Голубые города
– Ка-акие люди! – весело закричал все тот же смуглый и маслиновоглазый брюнет Ачильдий, лаковый красавец из бухарских евреев. – Явились наконец. Водка стынет!
И немедленно в какой раз пожаловался, что проработал здесь уже черт-те сколько лет и написал со всех фабрик объединения все, что возможно придумать про изготовление обуви. «Когда я вижу человека с ботинком не на ноге, а в руке, мне хочется вырвать этот ботинок и дубасить им его по башке, чтоб обулся и исчез вон!»

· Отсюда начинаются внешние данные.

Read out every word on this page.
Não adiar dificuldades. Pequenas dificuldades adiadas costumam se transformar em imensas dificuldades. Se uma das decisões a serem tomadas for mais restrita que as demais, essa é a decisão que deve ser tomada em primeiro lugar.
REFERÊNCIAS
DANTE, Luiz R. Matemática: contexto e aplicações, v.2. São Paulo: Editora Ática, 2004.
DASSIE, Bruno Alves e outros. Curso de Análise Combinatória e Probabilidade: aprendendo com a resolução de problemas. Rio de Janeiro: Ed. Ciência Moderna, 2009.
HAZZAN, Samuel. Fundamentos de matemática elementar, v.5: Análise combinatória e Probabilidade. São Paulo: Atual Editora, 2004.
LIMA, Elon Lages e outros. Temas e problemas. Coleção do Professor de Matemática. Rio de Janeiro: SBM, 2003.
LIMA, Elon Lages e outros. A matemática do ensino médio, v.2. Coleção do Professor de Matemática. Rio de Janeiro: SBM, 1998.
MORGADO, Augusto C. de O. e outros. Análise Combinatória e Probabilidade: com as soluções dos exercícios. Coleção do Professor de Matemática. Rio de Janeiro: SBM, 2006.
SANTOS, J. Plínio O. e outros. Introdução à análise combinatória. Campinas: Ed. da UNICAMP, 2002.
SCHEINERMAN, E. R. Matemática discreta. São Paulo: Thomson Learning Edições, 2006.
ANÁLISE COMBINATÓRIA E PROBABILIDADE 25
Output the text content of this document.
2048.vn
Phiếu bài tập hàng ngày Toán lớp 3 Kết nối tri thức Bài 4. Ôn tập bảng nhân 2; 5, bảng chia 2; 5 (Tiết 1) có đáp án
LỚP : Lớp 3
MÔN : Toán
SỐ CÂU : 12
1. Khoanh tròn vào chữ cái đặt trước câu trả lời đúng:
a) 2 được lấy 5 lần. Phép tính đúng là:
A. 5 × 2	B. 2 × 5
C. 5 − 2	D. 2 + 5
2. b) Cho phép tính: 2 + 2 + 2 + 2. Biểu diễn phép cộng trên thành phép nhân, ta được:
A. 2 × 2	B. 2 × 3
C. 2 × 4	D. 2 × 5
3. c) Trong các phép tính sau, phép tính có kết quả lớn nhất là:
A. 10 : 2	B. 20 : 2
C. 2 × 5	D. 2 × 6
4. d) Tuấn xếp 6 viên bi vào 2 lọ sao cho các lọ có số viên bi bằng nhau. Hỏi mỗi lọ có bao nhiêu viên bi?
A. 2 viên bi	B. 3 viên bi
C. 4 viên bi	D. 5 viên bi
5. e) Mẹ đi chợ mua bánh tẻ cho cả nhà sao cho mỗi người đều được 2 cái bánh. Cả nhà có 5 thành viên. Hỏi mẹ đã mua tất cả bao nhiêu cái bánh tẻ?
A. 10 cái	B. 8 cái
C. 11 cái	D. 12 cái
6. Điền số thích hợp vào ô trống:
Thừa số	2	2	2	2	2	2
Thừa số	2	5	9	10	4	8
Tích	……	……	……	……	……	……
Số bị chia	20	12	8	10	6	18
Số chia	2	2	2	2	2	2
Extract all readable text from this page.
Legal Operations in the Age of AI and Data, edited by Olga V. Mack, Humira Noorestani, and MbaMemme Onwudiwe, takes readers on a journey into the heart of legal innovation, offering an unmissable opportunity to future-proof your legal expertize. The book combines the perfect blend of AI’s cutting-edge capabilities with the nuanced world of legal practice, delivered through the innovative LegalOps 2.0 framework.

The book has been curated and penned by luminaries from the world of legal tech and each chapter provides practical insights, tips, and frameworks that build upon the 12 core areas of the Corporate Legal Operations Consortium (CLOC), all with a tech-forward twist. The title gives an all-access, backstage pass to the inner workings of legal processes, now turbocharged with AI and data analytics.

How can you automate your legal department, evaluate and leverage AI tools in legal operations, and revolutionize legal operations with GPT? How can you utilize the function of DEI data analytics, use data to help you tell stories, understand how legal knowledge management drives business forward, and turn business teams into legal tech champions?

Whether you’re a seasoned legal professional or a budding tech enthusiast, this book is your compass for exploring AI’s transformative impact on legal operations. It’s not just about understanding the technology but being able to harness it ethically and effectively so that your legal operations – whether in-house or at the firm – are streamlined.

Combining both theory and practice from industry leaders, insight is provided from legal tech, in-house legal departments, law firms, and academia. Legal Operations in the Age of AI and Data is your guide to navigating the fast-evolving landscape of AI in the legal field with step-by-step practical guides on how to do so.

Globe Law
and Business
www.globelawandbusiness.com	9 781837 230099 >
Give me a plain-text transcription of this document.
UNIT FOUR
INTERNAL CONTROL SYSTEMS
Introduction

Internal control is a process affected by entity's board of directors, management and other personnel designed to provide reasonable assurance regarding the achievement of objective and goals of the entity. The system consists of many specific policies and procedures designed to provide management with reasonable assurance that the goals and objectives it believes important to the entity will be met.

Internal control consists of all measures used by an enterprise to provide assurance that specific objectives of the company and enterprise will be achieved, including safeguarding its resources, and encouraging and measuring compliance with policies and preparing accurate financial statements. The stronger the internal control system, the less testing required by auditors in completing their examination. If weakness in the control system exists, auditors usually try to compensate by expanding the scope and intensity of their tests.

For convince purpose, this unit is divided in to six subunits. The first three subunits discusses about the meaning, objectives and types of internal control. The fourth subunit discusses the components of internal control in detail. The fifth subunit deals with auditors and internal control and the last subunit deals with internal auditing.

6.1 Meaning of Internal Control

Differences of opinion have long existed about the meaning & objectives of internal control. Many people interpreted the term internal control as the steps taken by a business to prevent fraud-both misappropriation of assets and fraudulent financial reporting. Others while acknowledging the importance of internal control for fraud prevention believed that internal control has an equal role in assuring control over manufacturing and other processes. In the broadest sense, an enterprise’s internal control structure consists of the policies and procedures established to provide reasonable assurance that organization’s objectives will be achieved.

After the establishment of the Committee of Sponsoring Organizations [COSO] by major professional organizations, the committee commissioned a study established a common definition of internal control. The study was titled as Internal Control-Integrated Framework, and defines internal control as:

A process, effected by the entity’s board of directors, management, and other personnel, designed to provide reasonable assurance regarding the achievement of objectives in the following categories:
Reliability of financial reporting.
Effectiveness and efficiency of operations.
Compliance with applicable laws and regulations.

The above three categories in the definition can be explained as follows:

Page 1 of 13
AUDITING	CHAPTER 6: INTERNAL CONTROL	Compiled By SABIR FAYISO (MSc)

В дверь просунулся седеющий Гришка Иоффе и со своей ехидно-интеллигентской ухмылкой пересчитал бутылки.
– Можешь не считать, Григорий, тебе обрубиться хватит, – уверил маленький Витька Андреев и мотнул эспаньолкой.
– Ну так и пора начинать, не фиг остальным опаздывать.
Спичка немедленно отправился в раковинно-посудный закуток резать сыр и колбасу. Мы отковырнули пробки, развели первую по стаканам и подтянулись вокруг низкого стола для летучек, крытого исцарапанным красным пластиком.
– Не может быть!… – высоким молодым голосом сказала Оля Кустова (наша «культура», редактор «Детгиза» и «Лениздата», далее – везде), поерзала, умещаясь на стуле, нюхнула, вздохнула и зажмурилась.
Стаканы стукнули, звякнули, столкнулись.
– Ну что, за «Скороход», мальчики, – сказала тощая и уважительно сияющая мамка-Рита, и мы выпили.
В этот самый миг, разумеется, прихромал опаздывающий всегда и в любых ситуациях бородатый Бейдер.
– Блядь, они уже, конечно, пьют, – прогудел улыбчиво матюжник Бейдер и поставил «Столичную». Ногу он сломал на тренировке карате, и все ржали, что загипсована левая, рабочая, чем теперь писать будет?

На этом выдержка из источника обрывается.